En ocasiones la huida se viste de ejercicio de memoria, y la sola contemplación de un niño que lee «el camino a casa en los mapas de los turistas» funciona como epifanía del recuerdo de los cuentos infantiles, la clase de ballet o los juguetes, siempre sin la idealización del paraíso perdido: «Como tener de pronto nostalgia / de un momento / que no fue feliz nunca, / o insistir / en que este barco navega / […] El amor y la infancia / y toda la fatiga / de fingir / que este dolor / es bello». Pero es sobre todo el desamor lo que marca la sección central de Soldado que huye: la posibilidad de un sentimiento eterno, «superviviente de desengaño y derrotas», el miedo a las rutinas y la imagen fabulada de amantes de las que uno solo sabe el nombre. Las formas del asesinato o la desolación suicida a modo de metáfora de la ruptura: «Y la tercera tú, / accidental y cínico / convenciéndome de saltar / de propias alas / al abismo».

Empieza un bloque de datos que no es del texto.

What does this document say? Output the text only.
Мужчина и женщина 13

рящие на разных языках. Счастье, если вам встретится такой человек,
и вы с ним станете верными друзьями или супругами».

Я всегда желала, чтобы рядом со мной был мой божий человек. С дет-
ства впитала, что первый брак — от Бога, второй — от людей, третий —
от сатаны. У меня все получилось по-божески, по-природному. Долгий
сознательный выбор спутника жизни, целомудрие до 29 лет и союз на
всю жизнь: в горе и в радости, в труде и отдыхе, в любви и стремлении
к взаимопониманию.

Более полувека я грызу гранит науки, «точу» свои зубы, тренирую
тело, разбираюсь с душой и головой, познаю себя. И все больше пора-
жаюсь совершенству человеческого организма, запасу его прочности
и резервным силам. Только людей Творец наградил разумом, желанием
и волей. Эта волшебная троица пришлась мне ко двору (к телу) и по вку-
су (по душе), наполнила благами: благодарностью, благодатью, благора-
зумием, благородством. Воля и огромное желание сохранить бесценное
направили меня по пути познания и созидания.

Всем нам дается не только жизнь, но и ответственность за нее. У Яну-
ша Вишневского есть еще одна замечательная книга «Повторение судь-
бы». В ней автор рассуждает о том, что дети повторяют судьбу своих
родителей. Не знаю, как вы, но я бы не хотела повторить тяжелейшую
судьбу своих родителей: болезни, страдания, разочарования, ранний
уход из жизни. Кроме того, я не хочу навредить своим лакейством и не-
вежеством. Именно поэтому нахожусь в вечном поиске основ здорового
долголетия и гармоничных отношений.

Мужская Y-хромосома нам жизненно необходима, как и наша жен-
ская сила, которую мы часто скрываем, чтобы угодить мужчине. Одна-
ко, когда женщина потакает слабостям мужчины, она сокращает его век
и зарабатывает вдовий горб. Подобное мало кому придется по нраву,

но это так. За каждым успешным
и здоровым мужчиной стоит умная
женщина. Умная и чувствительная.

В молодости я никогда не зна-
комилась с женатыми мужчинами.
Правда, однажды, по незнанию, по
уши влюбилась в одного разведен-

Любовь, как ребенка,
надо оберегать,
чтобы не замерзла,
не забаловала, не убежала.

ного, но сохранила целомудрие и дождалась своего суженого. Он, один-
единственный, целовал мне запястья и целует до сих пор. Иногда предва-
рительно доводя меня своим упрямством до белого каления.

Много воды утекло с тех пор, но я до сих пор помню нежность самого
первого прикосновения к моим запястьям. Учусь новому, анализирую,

¿Qué queda entonces? Contra la muerte, el desamor y las traiciones —como antídoto contra la luna tan al alcance de la mano, pero tan lejos, porque no sabemos conducir la nave—, solo restan las verdades más sencillas, «tan en tierra de nadie que de ellas / no cabe duda». No una explicación del sistema del mundo ni una ley moral que muera con el hombre, sino un puñado de «reglas e imprevistos». Contra el patetismo de poemas que hablan de «maletas llenas / de ceniza», una inteligente evocación del aurea mediocritas horaciana. Y un brindis por la vida, por la felicidad elemental y abstracta de actos como la contemplación de la naturaleza, que alcanza puntos de gran intensidad lírica: «Cuéntame, / por ejemplo, / la textura del loto: / las hojas que saben repeler el agua, / ángulos y tangentes vegetales / de esponja con miedo; / tanto más eficaces que todo / lo que se inventa adrede».

Laura Casielles ha escrito un libro que poco tiene que ver con las corrientes dominantes de la joven poesía española. Su propuesta corre el riesgo de que la experiencia privada, a menudo envuelta en referencias muy particulares, no alcance a convertirse en materia poética universal. Soldado que huye no siempre sale indemne de este desafío, pero sus pocas caídas acentúan más aún los logros del conjunto. Entre ellos, cabe destacar un finísimo empleo de la ironía y de la erudición, sea filosófica, como en «No me hagas esto, Heráclito, no juegues», o artística, en el poema sobre las primeras fotos de París. También una apertura a nuevos temas o una mirada que aporta luz distinta sobre los caminos mil veces transitados. Todo ello arrastra al lector hasta el títere de la contraportada —preciosa fotografía de Genoveva Galarza— con el deseo de que el silencio entre este libro y el siguiente sea, igual que en «Vini, vidi, Vinci», sólo «un sutil soplo».